5 of 219 comments (clear)

  1. Re: Will Internet Voting Endanger The Secret Ballo by known_coward_69 · · Score: 3, Informative

    yes it will stupid. read up on Tammany Hall in NYC in the 1800's. people were marched to voting booths, overseers made sure they voted for the right people and then they were given gifts. same here. low paid people will be hired or voters will simply have to provide screenshots of their votes to receive prizes

  2. As if current voting systems by Puppet+Master · · Score: 4, Informative

    are secret anyway. I had to show them my voter registration card, my picture ID, and from that, they entered something into a computer which spit out a 4 digit number. Then that 4 digit number is used on the voting machines. So they already know that my ID is tied to that number and that number is tied to my votes. There's no secrecy any more.

    --
    The day Microsoft creates a product that doesn't suck, it will be known as the Microsoft Vaccuum Cleaner!
  3. Re: You are missing the point by tomhath · · Score: 1, Informative

    Unattended voting booths have two major problems, fraud and failure.

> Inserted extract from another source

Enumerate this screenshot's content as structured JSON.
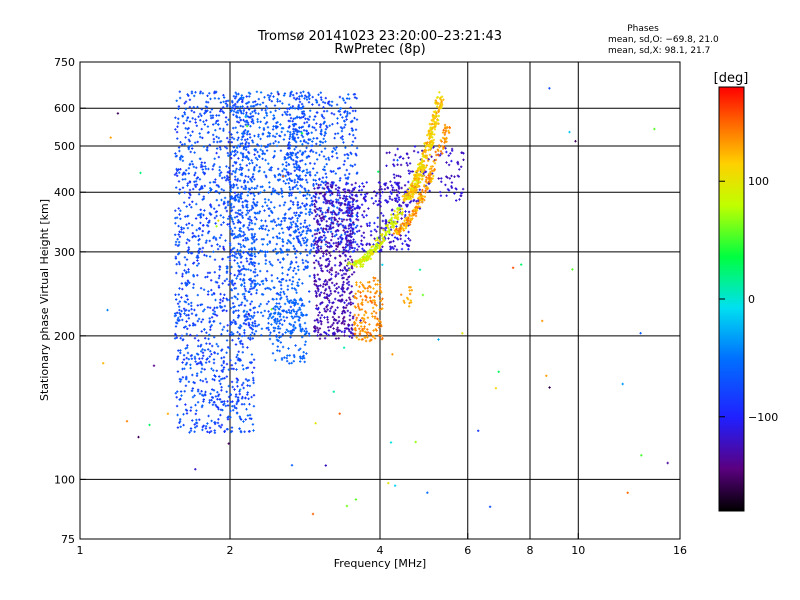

    Attended voting booths do nothing to stop fraud. Democrats have blocked every law that requires a person have some form of identification at the polling place. They also point out the the level of fraud detected is very low. Ever stop to wonder why they don't want a process which would detect fraud?

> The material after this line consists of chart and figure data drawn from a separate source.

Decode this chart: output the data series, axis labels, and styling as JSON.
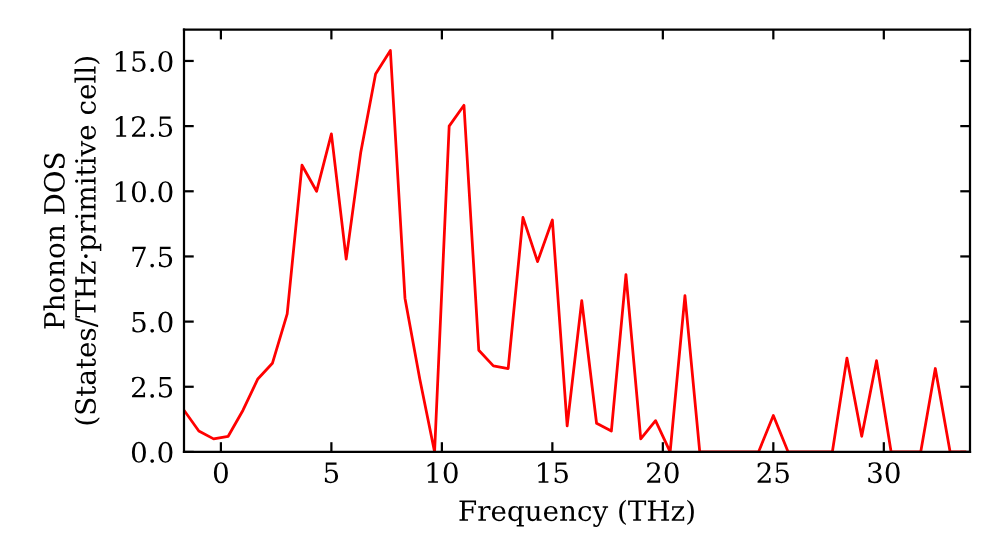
{
  "chart_data": {
    "type": "line",
    "xlabel": "Frequency (THz)",
    "ylabel": "Phonon DOS\n(States/THz·primitive cell)",
    "x": [
      -1.67,
      -1,
      -0.33,
      0.33,
      1,
      1.67,
      2.33,
      3,
      3.67,
      4.33,
      5,
      5.67,
      6.33,
      7,
      7.67,
      8.33,
      9,
      9.67,
      10.33,
      11,
      11.67,
      12.33,
      13,
      13.67,
      14.33,
      15,
      15.67,
      16.33,
      17,
      17.67,
      18.33,
      19,
      19.67,
      20.33,
      21,
      21.67,
      22.33,
      23,
      23.67,
      24.33,
      25,
      25.67,
      26.33,
      27,
      27.67,
      28.33,
      29,
      29.67,
      30.33,
      31,
      31.67,
      32.33,
      33,
      33.67
    ],
    "series": [
      {
        "color": "#ff0000",
        "values": [
          1.6,
          0.8,
          0.5,
          0.6,
          1.6,
          2.8,
          3.4,
          5.3,
          11,
          10,
          12.2,
          7.4,
          11.5,
          14.5,
          15.4,
          5.9,
          2.8,
          0,
          12.5,
          13.3,
          3.9,
          3.3,
          3.2,
          9,
          7.3,
          8.9,
          1,
          5.8,
          1.1,
          0.8,
          6.8,
          0.5,
          1.2,
          0,
          6,
          0,
          0,
          0,
          0,
          0,
          1.4,
          0,
          0,
          0,
          0,
          3.6,
          0.6,
          3.5,
          0,
          0,
          0,
          3.2,
          0,
          0
        ]
      }
    ],
    "xlim": [
      -1.67,
      33.9
    ],
    "ylim": [
      0,
      16.2
    ],
    "xticks": [
      0,
      5,
      10,
      15,
      20,
      25,
      30
    ],
    "yticks": [
      {
        "value": 0,
        "label": "0.0"
      },
      {
        "value": 2.5,
        "label": "2.5"
      },
      {
        "value": 5,
        "label": "5.0"
      },
      {
        "value": 7.5,
        "label": "7.5"
      },
      {
        "value": 10,
        "label": "10.0"
      },
      {
        "value": 12.5,
        "label": "12.5"
      },
      {
        "value": 15,
        "label": "15.0"
      }
    ],
    "grid": false,
    "legend": false,
    "marker": "none",
    "line_style": "solid"
  }
}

  4. Re: Will Internet Voting Endanger The Secret Ball by JaredOfEuropa · · Score: 5, Informative

    Voting is meant to be anonymous; the process should be comprehensible to anyone, and anyone should be able to contribute to assuring that the ballot count is accurate. Paper based voting meets these requirements, and has the important bonus of being pretty resilient to tampering if enough citizens actually step up and help verify the results. The more you want to fraudulently influence a paper based vote, the more people you need to include in your scheme. Electronic voting on the other hand meets none of these requirements: anonymity is not guaranteed, the process is either sensitive to large scale fraud or hardened against fraud using encryption, making it completely intransparent to laymen. And auditing the count can only be done by experts, and even then fraud is pretty easy to miss.

    --
    If construction was anything like programming, an incorrectly fitted lock would bring down the entire building...
  5. Re: Assembling people by Dog-Cow · · Score: 2, Informative

    You're not well-acquainted with human history, are you? The reason that voting is setup this way is precisely because all those things you poo-poo as not being realistic actually happened. Not in the hyperbolic forms you state, but in effect. Vote buying. Intimidation. These are real problems, and you don't realize it because you've only ever voted while the solutions have been in place.